IL SALE – Sempre al mondo agricolo si rifà l’usanza di benedire il sale: il sale benedetto veniva infatti consumato dal bestiame con la speranza che servisse ad evitare le terribili malattie degli animali che creavano notevoli danni economici ad un mondo contadino che si basava su un’agricoltura di sussistenza.

IL FALO’ – Ancora oggi il 17 gennaio in molte località italiane si accendono grandi fuochi, per celebrare la vittoria della luce sul buio e trasmettere l’augurio di raccolti fecondi e abbondanti.

PIZZAIOLI E FORNAI – Dal fuoco deriva l’immagine di Sant’Antonio protettore dei fornai e dei pizzaioli. Non è una coincidenza, infatti, che il 17 gennaio si celebra la giornata mondiale della pizza.
Sembra che in passato le famiglie di fornai e pizzaioli per celebrare il loro santo protettore, fermassero le loro produzioni e si radunassero tutti insieme intorno ad un grande fuoco in segno di ringraziamento.

LA CAMPANELLA – Un altro attributo tipico del santo è la campanella, tenuta in mano, legata al bastone o appesa al collo del maiale. Con la campanella i monaci antoniani annunciavano il loro arrivo durante gli spostamenti e le questue, e con essa venivano scacciati gli spiriti maligni.

LE MACCHINE – Dalla protezione del lavoro dei campi è derivata la benedizione dei mezzi agricoli. Nel tempo, poi, ai carri si sono affiancati i veicoli che vengono utilizzati quotidianamente sulle strade, cioè auto, moto e bici. Al tempo stesso, agli animali da cortile sono subentrati quelli da appartamento, ma la fede è rimasta viva: le benedizioni vedono lunghe file di fedeli provenienti dalla città e dalla provincia, alle quali viene consegnata la classica immaginetta con il santo circondato da animali.

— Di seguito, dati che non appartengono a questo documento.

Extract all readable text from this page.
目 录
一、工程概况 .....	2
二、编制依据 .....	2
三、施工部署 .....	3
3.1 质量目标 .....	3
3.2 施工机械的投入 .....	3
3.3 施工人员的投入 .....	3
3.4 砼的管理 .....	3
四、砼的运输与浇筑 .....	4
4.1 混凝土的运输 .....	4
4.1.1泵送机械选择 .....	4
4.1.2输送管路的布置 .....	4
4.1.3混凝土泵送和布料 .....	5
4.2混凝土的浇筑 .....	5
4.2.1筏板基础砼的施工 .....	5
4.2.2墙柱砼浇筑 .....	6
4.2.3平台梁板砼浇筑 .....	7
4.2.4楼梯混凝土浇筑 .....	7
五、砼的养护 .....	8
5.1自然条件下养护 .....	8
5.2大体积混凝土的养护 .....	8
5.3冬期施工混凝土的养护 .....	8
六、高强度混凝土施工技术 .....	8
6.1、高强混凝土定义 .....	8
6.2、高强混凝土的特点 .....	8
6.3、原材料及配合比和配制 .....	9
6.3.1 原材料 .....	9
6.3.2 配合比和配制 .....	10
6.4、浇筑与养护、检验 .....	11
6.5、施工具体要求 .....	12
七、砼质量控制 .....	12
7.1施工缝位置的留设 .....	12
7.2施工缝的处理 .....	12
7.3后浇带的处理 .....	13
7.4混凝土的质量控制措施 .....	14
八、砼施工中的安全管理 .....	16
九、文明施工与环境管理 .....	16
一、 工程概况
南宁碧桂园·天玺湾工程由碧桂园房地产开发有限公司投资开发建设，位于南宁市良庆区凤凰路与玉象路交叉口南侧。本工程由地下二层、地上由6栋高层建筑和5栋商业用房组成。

ALTRE TRADIZIONI – Sant’Antonio è invocato anche per ritrovare oggetti smarriti e, un tempo, dalle ragazze in cerca di marito.

A BERGAMO – Il culto di Sant’Antonio abate a Bergamo venne introdotto nel XIV secolo grazie ai frati Antoniani che officiavano nella chiesa di via Locatelli, che allora era inglobata nell’ospedale cittadino.

I BILIGOCC – A Bergamo, nell’attuale piazza Matteotti, sorgevano l’ospedale e la chiesa di Sant’Antonio di Vienne, costruiti verso la fine del 1300. Gli edifici del complesso erano ancora riconoscibili nei primi decenni dell’Ottocento quando vennero venduti alla famiglia Frizzoni che vi edificò la sua residenza cittadina che poi venne adibita a municipio. Vicino alla chiesa si tiene la sagra di sant’Antonio con i tradizionali biligòcc, castagne fatte essiccare e poi affumicate sopra i secadùr di legno, raccolte in lunghi fili. Ci sono le bancarelle che ricordano i banchetti che popolavano l’antica piazza, luogo d’incontro da generazioni. Il ricavato della fiera in passato veniva utilizzato per i corredi dell’ospedale e così ogni anno in questo giorno la tradizione si ripete.